Bio
The View Up Above
I rushed out of the door, turning the knob several times to ensure I had locked it before dashing out of the condominium. On the street, I walked briskly along the Saône, one arm swaying vigorously, the other gripping my smartphone-cum-GPS, staring down at the dot on the screen moving in tandem up the road to my destination. I was meeting my guide for a tour of the street art in Lyon’s Croix-Rousse neighborhood on the last week of a nearly three-month sojourn, the better part of which I spent in monastic retreat, reading, writing, and yet unable to yield completely to the quiet of the placid, leisurely Southern French city. A lifetime spent in an energetic, fast-paced metropolis will do that. The six months spent in London before then were just my speed, despite gritting my teeth whenever a large, red double-decker commuter bus whizzed past me on the street or while wading through hordes of commuters for a coveted seat on the morning overground train from Queens Road Peckham to Shoreditch. Back then, a part of me pined for a bucolic escape. The thought was comforting, but now that I found myself in a city that moved slowly, with swaths of lush greenery right outside my window, I longed for the hustle and bustle and wished to ensconce myself in the folds of chattering, jostling crowds. There is comfort in disappearing in a crowd.

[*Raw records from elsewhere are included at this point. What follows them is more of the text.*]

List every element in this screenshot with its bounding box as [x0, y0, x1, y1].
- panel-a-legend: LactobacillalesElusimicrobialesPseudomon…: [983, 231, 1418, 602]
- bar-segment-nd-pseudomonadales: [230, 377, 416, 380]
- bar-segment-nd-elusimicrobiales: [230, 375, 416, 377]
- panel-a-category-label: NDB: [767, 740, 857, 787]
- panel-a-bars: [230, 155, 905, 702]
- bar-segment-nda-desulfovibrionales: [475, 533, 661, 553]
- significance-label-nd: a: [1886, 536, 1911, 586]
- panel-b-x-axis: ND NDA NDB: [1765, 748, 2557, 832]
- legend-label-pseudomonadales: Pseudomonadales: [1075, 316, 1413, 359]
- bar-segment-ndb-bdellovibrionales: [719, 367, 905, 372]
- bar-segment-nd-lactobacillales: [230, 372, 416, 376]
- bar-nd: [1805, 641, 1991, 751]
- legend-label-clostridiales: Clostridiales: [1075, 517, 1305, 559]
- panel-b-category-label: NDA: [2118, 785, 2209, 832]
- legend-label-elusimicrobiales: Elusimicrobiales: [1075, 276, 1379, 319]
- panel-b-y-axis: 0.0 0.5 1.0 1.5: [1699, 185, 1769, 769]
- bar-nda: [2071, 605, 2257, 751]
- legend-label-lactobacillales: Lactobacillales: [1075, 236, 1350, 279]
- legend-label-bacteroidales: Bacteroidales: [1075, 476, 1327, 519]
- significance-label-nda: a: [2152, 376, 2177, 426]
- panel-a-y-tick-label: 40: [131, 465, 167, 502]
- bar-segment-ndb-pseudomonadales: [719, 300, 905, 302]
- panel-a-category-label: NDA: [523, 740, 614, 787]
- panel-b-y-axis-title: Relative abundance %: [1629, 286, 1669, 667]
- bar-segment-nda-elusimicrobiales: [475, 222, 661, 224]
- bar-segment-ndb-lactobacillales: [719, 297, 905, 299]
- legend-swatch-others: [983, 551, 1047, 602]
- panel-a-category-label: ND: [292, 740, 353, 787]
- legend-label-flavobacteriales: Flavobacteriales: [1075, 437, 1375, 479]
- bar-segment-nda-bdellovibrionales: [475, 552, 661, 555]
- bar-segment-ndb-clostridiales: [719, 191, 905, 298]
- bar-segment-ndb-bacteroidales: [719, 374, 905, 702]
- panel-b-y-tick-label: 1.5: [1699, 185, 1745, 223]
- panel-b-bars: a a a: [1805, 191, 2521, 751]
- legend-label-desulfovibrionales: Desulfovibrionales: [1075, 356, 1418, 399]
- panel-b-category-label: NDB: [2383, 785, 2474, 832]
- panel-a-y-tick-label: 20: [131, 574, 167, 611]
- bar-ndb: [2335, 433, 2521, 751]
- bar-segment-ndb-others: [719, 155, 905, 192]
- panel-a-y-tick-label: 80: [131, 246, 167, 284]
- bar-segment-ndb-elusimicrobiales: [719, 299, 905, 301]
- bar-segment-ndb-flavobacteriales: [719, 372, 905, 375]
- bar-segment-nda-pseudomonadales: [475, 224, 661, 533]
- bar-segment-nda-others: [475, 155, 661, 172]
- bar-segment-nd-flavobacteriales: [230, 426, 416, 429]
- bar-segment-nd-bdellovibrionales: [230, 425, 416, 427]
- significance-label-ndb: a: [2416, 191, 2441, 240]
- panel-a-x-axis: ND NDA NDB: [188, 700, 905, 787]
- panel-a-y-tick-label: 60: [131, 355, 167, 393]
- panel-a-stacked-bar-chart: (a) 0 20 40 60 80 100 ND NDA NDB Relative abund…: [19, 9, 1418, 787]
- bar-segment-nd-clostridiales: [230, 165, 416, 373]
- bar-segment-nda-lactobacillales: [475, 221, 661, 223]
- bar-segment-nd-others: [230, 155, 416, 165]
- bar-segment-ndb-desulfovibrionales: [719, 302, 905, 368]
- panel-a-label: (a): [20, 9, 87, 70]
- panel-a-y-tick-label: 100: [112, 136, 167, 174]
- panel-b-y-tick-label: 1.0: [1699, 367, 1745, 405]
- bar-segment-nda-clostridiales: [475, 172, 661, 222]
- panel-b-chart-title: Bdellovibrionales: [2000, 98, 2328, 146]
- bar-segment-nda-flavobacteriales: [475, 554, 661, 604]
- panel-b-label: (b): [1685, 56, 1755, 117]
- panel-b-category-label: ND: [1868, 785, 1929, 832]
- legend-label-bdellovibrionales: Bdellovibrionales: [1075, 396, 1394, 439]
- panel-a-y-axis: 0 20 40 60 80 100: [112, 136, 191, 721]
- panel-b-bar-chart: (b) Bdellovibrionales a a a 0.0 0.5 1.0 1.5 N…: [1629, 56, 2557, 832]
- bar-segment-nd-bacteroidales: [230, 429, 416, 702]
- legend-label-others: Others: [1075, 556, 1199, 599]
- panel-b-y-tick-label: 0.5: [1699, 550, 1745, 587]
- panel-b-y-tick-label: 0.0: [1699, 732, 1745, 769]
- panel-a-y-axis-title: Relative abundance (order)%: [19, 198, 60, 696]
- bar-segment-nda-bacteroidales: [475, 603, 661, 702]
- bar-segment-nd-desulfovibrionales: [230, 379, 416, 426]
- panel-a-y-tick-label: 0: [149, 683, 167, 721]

I arrived at Place des Terreaux, catching my breath and nursing a strained neck with the palm of my hand while scouring the sparse public square for a woman fitting my guide’s description. I spotted her in the distance waiting patiently by the Musée des Beaux-Arts on this scorching hot June morning.
“I hope I haven’t kept you waiting,” I said. “ Not at all,” she assured me. After getting acquainted, we commenced our tour, walking up the narrow streets of Vieux-Lyon, my guide pointing out the pixel art and collages hiding in plain sight–a pixelated Mario of Super Mario Bros. fame hovered right by a street lamp. A 3D bonobo flashed an impish grin between two street nameplates. A few streets in, we reached Place du Forez where the city seemed to be coming alive with patrons out on café terraces sipping coffee and taking drawn-out drags on slim cigarettes. I marveled at the bustling, crowded courtyard, blathering oohs and ahs at my guide as tourists are wont to do. Just then, she tapped me on the shoulder. “Look up,” she said. I craned my neck up expecting more street art protruding from the sides of the brick buildings encircling us. Instead, I saw a familiar sight. I had seen it countless times before. Yet, just then, I saw it for the very first time. A sky so blue, I fell immediately silent. The cerulean expanse had taken my breath away.
I haven’t looked down since, and my neck is the better for it.